Sleep eluded me and I didn’t feel like laying back down. I fumbled in the dark to find my robe, all the while holding the cat. Barefoot, I walked into the den to work a little. I sat at my desk, slipped into the robe, and readjusted the folds along my bare legs. Peridot jumped off my lap and went to sit on his favorite chair, fascinated by the rivulets of rain streaking the dark window. He completely ignored me. I flipped open my laptop and hit the on switch. Oscar wanted the article by the end of the week so I went to work. I barely had to glance at my notes, picking up where I left off; as my fingers flew over the keyboard I recalled the magic of Delilah’s recipes from memory and captured Aeson’s charming hospitality and the intriguing energies of their restaurant.

Rain poured relentlessly as night collapsed under the weight of a gray dawn. My brain begged for coffee. I made a cappuccino and sipped at it as I re-read my words, correcting here and there, stifling yawns. I stretched my aching body and went through the motions of saving the article, e-mailing and faxing a copy to Oscar. The sleep that so eluded me earlier now filled up my brain like a wet fog. It was still raining cats and dogs when I crawled back in bed.

*

For being a gourmet writer/critic, my fridge was looking pretty depressing,
I thought a couple of hours later as I poked through the rubble of yogurt and San Pellegrino mineral water for something more substantial.

Gabe fidgeted by the stove with the Moka. “I can’t believe this bloody thing is supposed to make coffee.”

“I can’t believe I have such an empty fridge.” I stared straight at a jar of salted capers on the top shelf next to some clarified butter. Empty fridge, but still gourmet.

“Never mind.” I shut the refrigerator, giving up on breakfast.

I walked up to him. “It’s an espresso machine,
amore mio
,” I explained, tickling his bare toes with mine as I filled the lower part of the Moka with fresh water, set in the filter, and added the ground coffee. He folded his arms against his chest and watched every move I made. I screwed the top part of the machine back on and fired the stove burner.

“Once the water boils, it percolates through the little funnel filter, soaking the coffee up, making magic happen . . .
et voilà
! Espresso shoots up from the tiny chimney into the top chamber.” I wasn’t done speaking yet when the little Moka, as if prompted by my words, began to huff and puff, letting us know it was happily doing its duty.

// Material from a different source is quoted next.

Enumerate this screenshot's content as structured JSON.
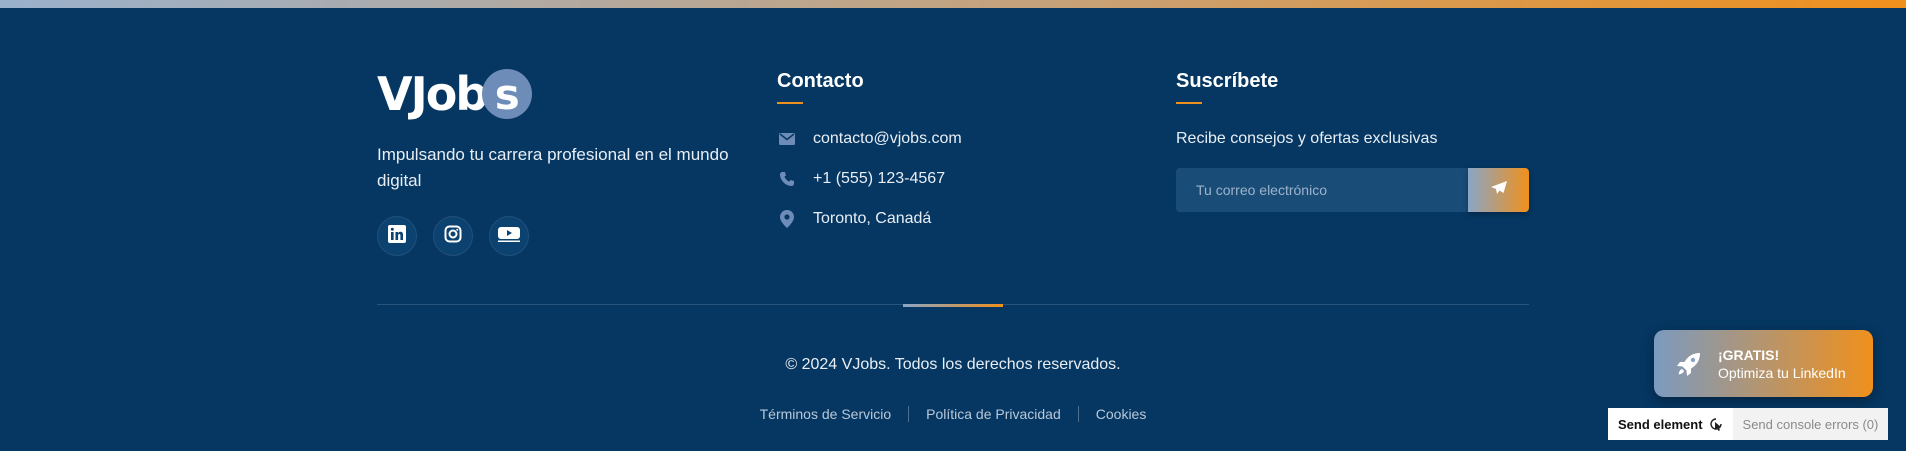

I took two small cups from the cupboard and asked Gabe how much sugar he would like.

“One.” His arms were still crossed against his chest.

I scooped one spoon for him and one for me into a small stainless steel creamer. I then added a little steaming espresso from the Moka and, using a small spoon, beat the sugar and coffee, whipping up a frothy cream in a matter of seconds. I added the remaining espresso to the creamer and stirred gently until a thick, sweet, creamy foam rose to the top. I poured the espresso into the small cups and handed one to Gabe.

“Am I supposed to drink this with my little finger standing at attention or what?” he asked, taking the cup.

“You do whatever, just let me know if you like it or not.” I raised my cup to my lips, anticipating the pleasure of the flavor that already intoxicated my sensitive nostrils.

“This is great!” He licked the frothy cream from his lips.

“Of course it is,” I said, laughing at his surprise.

“Can I have another?” He looked to see if there was any espresso left in the Moka.

“Be my guest. Now that you know how it works you can make your own while I watch.” I handed him the coffee can and sugar bowl.

“Do you want another?”

I shook my head. “No, thanks.” I hugged his waist and planted a kiss on his bare shoulder.